Alain se pone de pie y coge mi teléfono móvil de la encimera, donde se está cargando.

—Llámalo y pídele que te acompañe mañana. No hace falta que tomes ninguna decisión por ahora, pero abre la puerta, Hope. Abre la puerta para dejarlo entrar.

Cojo el teléfono que me ofrece y respiro hondo.

—De acuerdo.

Annie se despierta conmigo a las tres de la mañana y, mientras bebo café frente a la mesa de la cocina y leo el periódico de ayer, ella come Rice Krispies y bebe un vaso de zumo de naranja, sin quitarme los ojos de encima.

—¿Entonces el señor Keyes ha dicho que sí? —pregunta—. ¿Irá contigo?

—Pues sí —le digo y carraspeo—. Pasará por aquí a las cuatro.

—Estupendo —dice ella—. El señor Keyes es muy amable, ¿no te parece?

Asiento y miro mi café.

—Efectivamente —digo con cautela.

—Se le da bien arreglar cosas.

La miro con extrañeza.

—Pues sí, claro. A eso se dedica.

Suelta una carcajada.

—No, bueno, o sea, que arregla personas y cosas. Vamos, que le gusta ayudar a los demás.

Sonrío.

—Sí, supongo que sí.

Annie no dice nada por un segundo.

—O sea, bueno, que ya sabes que le gustas, ¿no? Se nota, por la forma en que te mira.

Siento que el rubor me sube por el cuello. No estoy lista para hablar de este tema con Annie.

Pruebo a hacer un chiste malo:

—¿Como tu padre mira a Sunshine?

Annie hace una mueca.

—No, no es lo mismo.

Río y estoy a punto de añadir algo, en señal de protesta, pero ella se me adelanta.

—Papá mira a Sunshine como si tuviera miedo, me parece —dice.

—¿Miedo?

Lo piensa durante un minuto.

—Miedo de quedarse solo —dice—. En cambio, Gavin te mira de otra forma.

—¿Qué quieres decir? —pregunto con suavidad.

Me doy cuenta de que me apetece mucho oír su respuesta.

Se encoge de hombros y baja la vista a sus cereales.

—No lo sé. Como si simplemente quisiera estar contigo. Como si le parecieras fantástica. Como si quisiera hacer cosas para facilitarte la vida.

Guardo silencio por un minuto. No sé qué decir.

—¿Y eso te molesta? —me atrevo a preguntar por fin.

Annie parece sorprendida.

—No. ¿Por qué?

Me encojo de hombros.

—No lo sé. Ha sido difícil para ti ver a tu padre con otra pareja tan pronto. Supongo que me gustaría que supieras que yo no voy a hacer lo mismo, que tú eres mi prioridad absoluta, ahora y siempre.

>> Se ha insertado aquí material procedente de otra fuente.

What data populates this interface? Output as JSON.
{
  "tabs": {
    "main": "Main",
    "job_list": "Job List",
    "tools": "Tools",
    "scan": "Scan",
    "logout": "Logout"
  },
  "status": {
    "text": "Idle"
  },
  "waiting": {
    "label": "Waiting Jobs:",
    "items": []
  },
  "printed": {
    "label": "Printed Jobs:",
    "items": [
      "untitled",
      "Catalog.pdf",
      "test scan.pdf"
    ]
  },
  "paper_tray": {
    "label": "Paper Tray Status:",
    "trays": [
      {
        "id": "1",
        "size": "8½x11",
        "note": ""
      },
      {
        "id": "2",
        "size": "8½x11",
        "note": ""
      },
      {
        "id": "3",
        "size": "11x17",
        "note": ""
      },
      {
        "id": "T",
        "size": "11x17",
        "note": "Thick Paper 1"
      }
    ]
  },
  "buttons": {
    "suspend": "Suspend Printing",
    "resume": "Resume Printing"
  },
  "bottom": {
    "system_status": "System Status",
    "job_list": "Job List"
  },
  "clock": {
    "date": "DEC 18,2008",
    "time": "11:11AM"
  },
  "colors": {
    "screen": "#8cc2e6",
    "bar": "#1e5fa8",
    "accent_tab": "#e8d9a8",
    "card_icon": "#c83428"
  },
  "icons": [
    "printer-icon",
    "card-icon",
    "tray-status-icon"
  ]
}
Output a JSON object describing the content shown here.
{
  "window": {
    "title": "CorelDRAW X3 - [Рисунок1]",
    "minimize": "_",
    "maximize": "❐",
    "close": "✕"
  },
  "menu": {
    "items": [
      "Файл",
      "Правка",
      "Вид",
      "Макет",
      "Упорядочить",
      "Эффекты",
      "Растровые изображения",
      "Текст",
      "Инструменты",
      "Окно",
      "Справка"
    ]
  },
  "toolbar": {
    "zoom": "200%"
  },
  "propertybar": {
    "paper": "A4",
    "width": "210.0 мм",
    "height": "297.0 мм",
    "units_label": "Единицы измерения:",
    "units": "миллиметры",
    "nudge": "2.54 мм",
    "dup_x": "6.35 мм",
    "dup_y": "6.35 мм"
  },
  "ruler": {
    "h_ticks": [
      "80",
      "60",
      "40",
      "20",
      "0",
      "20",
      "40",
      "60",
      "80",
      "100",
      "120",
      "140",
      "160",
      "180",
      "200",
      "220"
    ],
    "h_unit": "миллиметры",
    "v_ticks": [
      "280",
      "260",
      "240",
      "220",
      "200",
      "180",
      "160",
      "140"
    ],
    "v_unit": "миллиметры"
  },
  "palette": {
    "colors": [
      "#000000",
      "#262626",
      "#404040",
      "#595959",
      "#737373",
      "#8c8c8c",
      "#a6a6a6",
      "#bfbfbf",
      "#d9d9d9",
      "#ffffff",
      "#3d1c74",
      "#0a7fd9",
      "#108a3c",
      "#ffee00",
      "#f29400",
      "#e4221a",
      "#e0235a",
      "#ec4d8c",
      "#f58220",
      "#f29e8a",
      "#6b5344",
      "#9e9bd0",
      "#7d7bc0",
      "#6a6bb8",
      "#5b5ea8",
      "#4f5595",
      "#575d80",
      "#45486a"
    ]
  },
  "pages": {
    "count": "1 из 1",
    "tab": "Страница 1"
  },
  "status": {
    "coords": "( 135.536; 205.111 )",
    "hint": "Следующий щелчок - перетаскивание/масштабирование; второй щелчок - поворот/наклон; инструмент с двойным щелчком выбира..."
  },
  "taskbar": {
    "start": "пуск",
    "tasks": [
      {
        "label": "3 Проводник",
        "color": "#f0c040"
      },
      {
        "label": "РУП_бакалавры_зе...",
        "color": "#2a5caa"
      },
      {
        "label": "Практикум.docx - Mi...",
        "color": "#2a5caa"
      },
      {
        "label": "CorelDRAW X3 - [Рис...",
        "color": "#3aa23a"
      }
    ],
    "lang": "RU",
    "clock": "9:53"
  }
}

La miro con detenimiento mientras se lo digo. Quiero que sepa que lo digo en serio.

Parece incómoda.

—Ya lo sé —dice—, pero eso no quiere decir que no puedas, o sea, salir con el señor Keyes.

Echo a reír.

—Cariño, no me ha invitado a salir.

—Aún no —dice y hace una pausa—. Y seguro que no lo ha hecho, porque tú te comportas como si él no te gustara. Pero, o sea, es que no puedes quedarte sola para siempre.

Mis pensamientos de la noche anterior acuden en tropel.

—No estoy sola —digo con voz queda—. Te tengo a ti y a Mamie y ahora también a Alain.

—Mamá, no voy a estar aquí siempre —dice con seriedad—. Me tendré que ir a la universidad, ¿no?, o sea, dentro de unos años y es probable que Alain tenga que regresar a París, ¿verdad? Y Mamie se va a morir algún día.

Doy un respingo, porque yo no había sabido sacar el tema con Annie.

—Pues sí, aunque espero que todavía podamos disfrutarla un poco más. —Hago una pausa—. ¿No te afecta la idea de que, probablemente, la perdamos dentro de poco?

Se encoge de hombros:

—La echaré mucho de menos, ¿no?

—Yo también.

Nos quedamos en silencio un buen rato. Me da mucha pena por mi hija, que ya ha tenido que experimentar demasiadas pérdidas.

—No quiero que te quedes sola, mamá —dice Annie al cabo de un momento—. Nadie debería estar solo.

Asiento y parpadeo para suprimir unas lágrimas inesperadas.

—Pero encuentra a Jacob, ¿vale? —musita—. Tienes que encontrarlo.

—Ya lo sé. Yo también quiero encontrarlo. Te prometo que haré todo lo posible.

Annie asiente, muy seria, y se pone de pie para vaciar el resto de la leche en el fregadero y poner el tazón y el vaso de zumo en el lavavajillas.

—Me vuelvo a la cama. Solo quería levantarme para desearte buena suerte —dice. Se dirige hacia la puerta de la cocina y se detiene—. ¿Mamá?

—Dime, cielo.

—La forma en que te mira el señor Keyes… —dice. Su voz se pierde y ella baja la mirada—. Creo que tal vez podría ser algo así como Jacob Levy solía mirar a Mamie.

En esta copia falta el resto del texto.